15. Ai sensi dell'art. 624, comma 2, cod. proc. pen. deve altresì dichiararsi l'irrevocabilità della affermazione della penale responsabilità dell'imputata NOME
COGNOME in relazione a tutti i reati alla stessa contestati, nonché degli imputat
NOME COGNOME NOME COGNOME ed NOME Ferdinando in relazione ai reati per i quali è intervenuta l'affermazione della penale responsabilità degli stessi,
fatta eccezione per quello di cui al capo 85A.
P.Q.M.
Annulla senza rinvio la sentenza impugnata nei confronti di COGNOME NOME limitatamente al reato di cui al capo 13) per non avere commesso il fatto ed elimina
la relativa pena pari a giorni 40 di reclusione.
Annulla la sentenza impugnata nei confronti di COGNOME NOME, COGNOME
NOME e NOME limitatamente al reato di cui al capo 85A) con rinvio ad altra sezione della Corte d'appello di Roma per nuovo giudizio su detto
capo.
Rigetta nel resto i ricorsi di COGNOME NOME, COGNOME NOME, COGNOME NOME e COGNOME NOME e dichiara irrevocabile nel resto il giudizio di responsabilità.

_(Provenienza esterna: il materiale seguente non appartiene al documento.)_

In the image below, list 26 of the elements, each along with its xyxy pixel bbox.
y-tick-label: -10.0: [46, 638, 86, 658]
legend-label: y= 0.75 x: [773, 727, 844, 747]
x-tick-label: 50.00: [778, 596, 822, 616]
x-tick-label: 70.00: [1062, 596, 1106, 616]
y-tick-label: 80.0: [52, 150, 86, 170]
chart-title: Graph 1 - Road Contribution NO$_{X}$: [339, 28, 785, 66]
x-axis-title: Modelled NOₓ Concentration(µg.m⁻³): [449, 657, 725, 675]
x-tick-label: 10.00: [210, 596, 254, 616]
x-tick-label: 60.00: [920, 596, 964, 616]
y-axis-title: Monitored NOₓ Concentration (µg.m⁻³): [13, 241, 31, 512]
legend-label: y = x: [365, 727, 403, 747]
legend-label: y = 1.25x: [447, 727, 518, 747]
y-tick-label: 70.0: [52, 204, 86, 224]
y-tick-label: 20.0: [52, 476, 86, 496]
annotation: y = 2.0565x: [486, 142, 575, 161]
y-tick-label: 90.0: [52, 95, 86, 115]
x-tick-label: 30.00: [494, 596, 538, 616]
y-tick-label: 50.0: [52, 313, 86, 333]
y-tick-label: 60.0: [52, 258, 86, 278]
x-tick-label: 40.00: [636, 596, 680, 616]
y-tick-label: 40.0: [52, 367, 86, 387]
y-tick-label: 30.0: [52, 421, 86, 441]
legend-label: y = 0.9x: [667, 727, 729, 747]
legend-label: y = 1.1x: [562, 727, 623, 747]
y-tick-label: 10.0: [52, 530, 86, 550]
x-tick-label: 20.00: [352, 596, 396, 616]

Annulla la sentenza impugnata nei confronti di COGNOME NOME limitatamente alla confisca con rinvio ad altra sezione della Corte d'appello di Roma per nuovo giudizio sul punto.
Rigetta nel resto il ricorso della COGNOME e dichiara definitivo il giudizio responsabilità.
In accoglimento del ricorso del Procuratore generale annulla la sentenza impugnata limitatamente all'aggravante dell'agevolazione mafiosa con rinvio ad altra sezione della Corte d'appello di Roma per nuovo giudizio su detto punto.
Rigetta i ricorsi di COGNOME NOMECOGNOME NOME e COGNOME NOME che condanna al pagamento delle spese processuali.
Dichiara inammissibile il ricorso di COGNOME NOME che condanna al pagamento delle spese processuali e della somma di euro tremila in favore della cassa delle ammende.
Così deciso il giorno 11 dicembre 2024.